Higher Education
Northern educators and philanthropists understood that, in addition to schools to teach basic literacy and skills to Virginia's freed children, adult freedpeople in Virginia needed professional training to serve their communities as clergymen and teachers.
Within six months after the end of the Civil War in 1865, representatives of the American Baptist Home Mission Society opened the Richmond Theological School for Freedmen, which held its first classes in the former slave jail of Richmond trader Robert Lumpkin, where enslaved men and women had been "lodged for safe keeping until they were disposed of at private or public sale. In this building, in the windows of which some of the iron bars remain until this day, students were invited to assemble for instruction in matters pertaining to the Christian ministry." It was the first institution of higher education for African Americans in Virginia. The General Assembly incorporated the college in 1876. It changed its name in 1899 to Virginia Union University following its unification with Wayland Seminary, in Washington, D.C. The university had a long affiliation with Hartshorn Memorial College, the first college for African American women in the state, founded in Richmond with a donation from Joseph C. Hartshorn, of Rhode Island, in 1883. They merged in 1932.
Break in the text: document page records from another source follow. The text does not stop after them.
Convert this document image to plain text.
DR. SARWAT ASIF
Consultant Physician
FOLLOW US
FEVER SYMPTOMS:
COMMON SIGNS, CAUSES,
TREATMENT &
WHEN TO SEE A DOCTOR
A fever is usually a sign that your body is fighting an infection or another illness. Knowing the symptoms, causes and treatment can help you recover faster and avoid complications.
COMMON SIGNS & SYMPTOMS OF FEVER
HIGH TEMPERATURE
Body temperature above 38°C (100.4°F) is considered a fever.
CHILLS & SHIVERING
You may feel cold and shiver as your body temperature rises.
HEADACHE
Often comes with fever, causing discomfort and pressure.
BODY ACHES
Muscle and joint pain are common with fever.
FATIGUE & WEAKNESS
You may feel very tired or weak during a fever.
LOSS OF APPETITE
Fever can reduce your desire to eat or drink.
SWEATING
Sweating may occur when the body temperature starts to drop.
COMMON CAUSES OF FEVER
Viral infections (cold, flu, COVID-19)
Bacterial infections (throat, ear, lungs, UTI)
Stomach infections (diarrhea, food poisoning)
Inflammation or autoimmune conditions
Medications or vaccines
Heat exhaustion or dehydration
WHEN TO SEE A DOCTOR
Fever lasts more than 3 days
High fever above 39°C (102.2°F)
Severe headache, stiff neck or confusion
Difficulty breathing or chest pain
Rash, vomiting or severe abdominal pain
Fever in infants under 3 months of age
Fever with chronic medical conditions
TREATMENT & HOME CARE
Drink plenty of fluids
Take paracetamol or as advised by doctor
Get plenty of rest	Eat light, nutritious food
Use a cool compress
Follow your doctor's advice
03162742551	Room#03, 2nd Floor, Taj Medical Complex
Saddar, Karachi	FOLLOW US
Hampton Normal and Agricultural Institute was the second college for African Americans in Virginia. Its campus was on the site in Hampton where a large number of people who escaped from slavery took refuge with the U.S. Army during the Civil War. Founded in 1868 by General Samuel Chapman Armstrong, an agent of the Freedmen's Bureau, it was the first coeducational institution in Virginia. It was initially supported by philanthropic and religious groups, and from 1878 until 1912, federal funding paid for a program for Native American students. During its first decades, Hampton Institute, as it was known, prepared young men and women for careers in teaching. Hampton graduates played prominent roles in African American communities throughout Virginia and many other states. Its most famous graduate was Booker T. Washington, the founding president of Tuskegee Institute, in Alabama, and the most prominent African American in the country early in the twentieth century. Hampton Institute changed its name to Hampton University in 1984.
In 1882, the Virginia General Assembly, which then included thirteen African American members, created the Virginia Normal and Collegiate Institute, the nation's first fully state-supported four-year institution of higher learning for African Americans. At its campus in Ettrick, near Petersburg, it was coeducational from the beginning and focused on training teachers for the state's public schools. The General Assembly changed the institution's name in 1902 to the Virginia Normal and Industrial Institute, in 1930 to Virginia State College for Negroes, in 1946 to Virginia State College, and in 1979 to Virginia State University.